Grèce : incidents en marge d’une manifestation pour commémorer le meurtre d’un adolescent par un policier

Des affrontements entre groupes de jeunes et policiers grecs ont eu lieu mardi soir à Athènes et Thessalonique à la fin d’une manifestation de plus de 11.000 personnes selon la police, pour commémorer le meurtre d’un adolescent par un policier il y a 14 ans.
Les plus violents incidents se sont produits à Thessalonique, deuxième ville grecque dans le Nord, à l’issue d’une manifestation de 5.000 personnes, quand un groupe de jeunes a mis le feu à des poubelles et lancé
des dizaines de cocktails Molotov et des pierres contre les forces anti-émeutes. Ces dernières ont riposté avec des tirs de gaz lacrymogènes et des grenades assourdissantes.
A Athènes, dans le quartier contestataire d’Exarcheia, des heurts similaires ont eu lieu à la fin d’une manifestation de 6.500 personnes dans le centre de la capitale.
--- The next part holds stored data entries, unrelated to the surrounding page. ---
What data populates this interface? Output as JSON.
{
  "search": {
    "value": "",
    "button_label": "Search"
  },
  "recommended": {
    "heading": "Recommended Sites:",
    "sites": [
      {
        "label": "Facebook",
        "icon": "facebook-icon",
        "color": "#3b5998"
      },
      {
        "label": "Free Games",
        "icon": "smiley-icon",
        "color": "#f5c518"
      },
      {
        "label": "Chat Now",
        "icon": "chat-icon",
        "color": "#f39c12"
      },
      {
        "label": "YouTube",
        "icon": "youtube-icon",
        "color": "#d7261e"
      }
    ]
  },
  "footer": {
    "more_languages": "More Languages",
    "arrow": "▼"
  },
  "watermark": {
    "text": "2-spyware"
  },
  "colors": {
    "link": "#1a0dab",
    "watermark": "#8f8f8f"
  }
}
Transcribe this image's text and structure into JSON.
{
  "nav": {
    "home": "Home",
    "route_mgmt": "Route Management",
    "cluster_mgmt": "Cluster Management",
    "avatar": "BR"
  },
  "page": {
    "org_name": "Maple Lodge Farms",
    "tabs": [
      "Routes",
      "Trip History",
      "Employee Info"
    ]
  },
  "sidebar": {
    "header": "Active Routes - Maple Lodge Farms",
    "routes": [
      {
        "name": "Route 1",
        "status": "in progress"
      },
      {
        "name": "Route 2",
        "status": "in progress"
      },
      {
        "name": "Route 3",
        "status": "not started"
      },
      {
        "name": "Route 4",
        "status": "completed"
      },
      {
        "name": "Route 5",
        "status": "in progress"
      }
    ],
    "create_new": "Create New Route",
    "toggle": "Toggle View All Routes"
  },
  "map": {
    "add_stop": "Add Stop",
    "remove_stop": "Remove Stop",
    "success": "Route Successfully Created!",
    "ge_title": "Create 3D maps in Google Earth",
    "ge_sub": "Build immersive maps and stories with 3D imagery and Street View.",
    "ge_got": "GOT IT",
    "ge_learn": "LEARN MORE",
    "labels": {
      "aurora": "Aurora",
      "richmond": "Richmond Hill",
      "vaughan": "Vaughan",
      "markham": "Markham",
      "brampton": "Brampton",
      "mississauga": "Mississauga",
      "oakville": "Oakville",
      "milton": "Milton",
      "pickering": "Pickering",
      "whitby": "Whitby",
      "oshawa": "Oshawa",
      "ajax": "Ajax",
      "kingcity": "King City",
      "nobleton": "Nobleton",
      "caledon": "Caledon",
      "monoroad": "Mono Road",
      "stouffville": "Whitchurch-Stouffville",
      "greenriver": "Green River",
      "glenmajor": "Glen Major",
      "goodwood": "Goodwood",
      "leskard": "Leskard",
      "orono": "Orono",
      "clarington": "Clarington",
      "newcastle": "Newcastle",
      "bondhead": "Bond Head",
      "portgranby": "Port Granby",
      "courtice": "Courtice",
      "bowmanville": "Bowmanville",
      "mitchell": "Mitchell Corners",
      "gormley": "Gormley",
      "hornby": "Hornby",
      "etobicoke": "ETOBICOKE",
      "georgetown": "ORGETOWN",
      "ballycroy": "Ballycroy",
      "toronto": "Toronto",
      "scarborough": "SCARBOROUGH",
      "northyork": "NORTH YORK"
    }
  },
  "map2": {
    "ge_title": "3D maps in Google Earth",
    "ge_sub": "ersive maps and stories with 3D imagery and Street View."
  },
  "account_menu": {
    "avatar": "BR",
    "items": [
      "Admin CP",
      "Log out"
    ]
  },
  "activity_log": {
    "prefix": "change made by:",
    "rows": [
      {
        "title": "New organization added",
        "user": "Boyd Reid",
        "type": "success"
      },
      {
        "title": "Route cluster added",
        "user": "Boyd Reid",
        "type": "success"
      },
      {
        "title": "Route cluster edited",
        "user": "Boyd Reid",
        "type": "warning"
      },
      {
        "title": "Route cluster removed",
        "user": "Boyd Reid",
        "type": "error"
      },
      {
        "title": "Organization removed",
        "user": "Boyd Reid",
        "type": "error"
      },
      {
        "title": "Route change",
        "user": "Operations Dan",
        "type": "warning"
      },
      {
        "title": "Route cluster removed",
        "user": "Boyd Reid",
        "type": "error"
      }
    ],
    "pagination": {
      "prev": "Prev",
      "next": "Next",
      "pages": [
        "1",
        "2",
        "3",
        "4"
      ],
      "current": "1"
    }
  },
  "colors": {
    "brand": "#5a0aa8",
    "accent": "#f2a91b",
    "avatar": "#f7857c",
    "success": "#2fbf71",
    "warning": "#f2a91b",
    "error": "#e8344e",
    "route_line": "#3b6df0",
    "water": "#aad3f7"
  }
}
Comme tous les ans le 6 décembre, des manifestations sont organisées, surtout à l’appel de la gauche et de groupes de défense des droits humains, en mémoire d’Alexandros Grigoropoulos, tué à l’âge de 15 ans par un policier en 2008 à Exarcheia. Cette année, les manifestations se sont déroulées sous tension, notamment à Thessalonique où lundi un adolescent de 16 ans, issu de la communauté rom, avait été grièvement blessé à la tête par la balle d’un policier.
Opéré à la tête, le jeune Rom se trouve toujours dans un état critique, selon les médias.
Le policier a ouvert le feu lors d’une course-poursuite impliquant le garçon, qui s’était enfui d’une station service sans payer une facture de 20 euros. Il a été arrêté et poursuivi mardi pour « tentative d’homicide », avant d’être placé en liberté conditionnelle.
Cette affaire a suscité une vive émotion et s’inscrit dans un contexte de violences policières maintes fois dénoncées. Des manifestations de colère dans la communauté rom ont eu lieu à Thessalonique et à Athènes lundi soir et mardi.
Mardi matin, près de 600 élèves et étudiants avaient manifesté à Athènes avant le grand rassemblement de la gauche dans le centre d’Athènes bouclé à la circulation. Au total 4.000 policiers étaient mobilisés dans la capitale, selon la police.
Le meurtre le 6 décembre 2008 d’Alexis Grigoropoulos avait choqué la Grèce et provoqué alors des émeutes inédites à travers le pays pendant plusieurs mois.
Le policier qui avait tiré sur lui avait été condamné à la prison à vie pour homicide volontaire, avant d’être libéré en juin dernier à la suite d’un procès en appel.
L’année dernière, le nombre de manifestants s’était également élevé à environ 11.000 à Athènes et Thessalonique.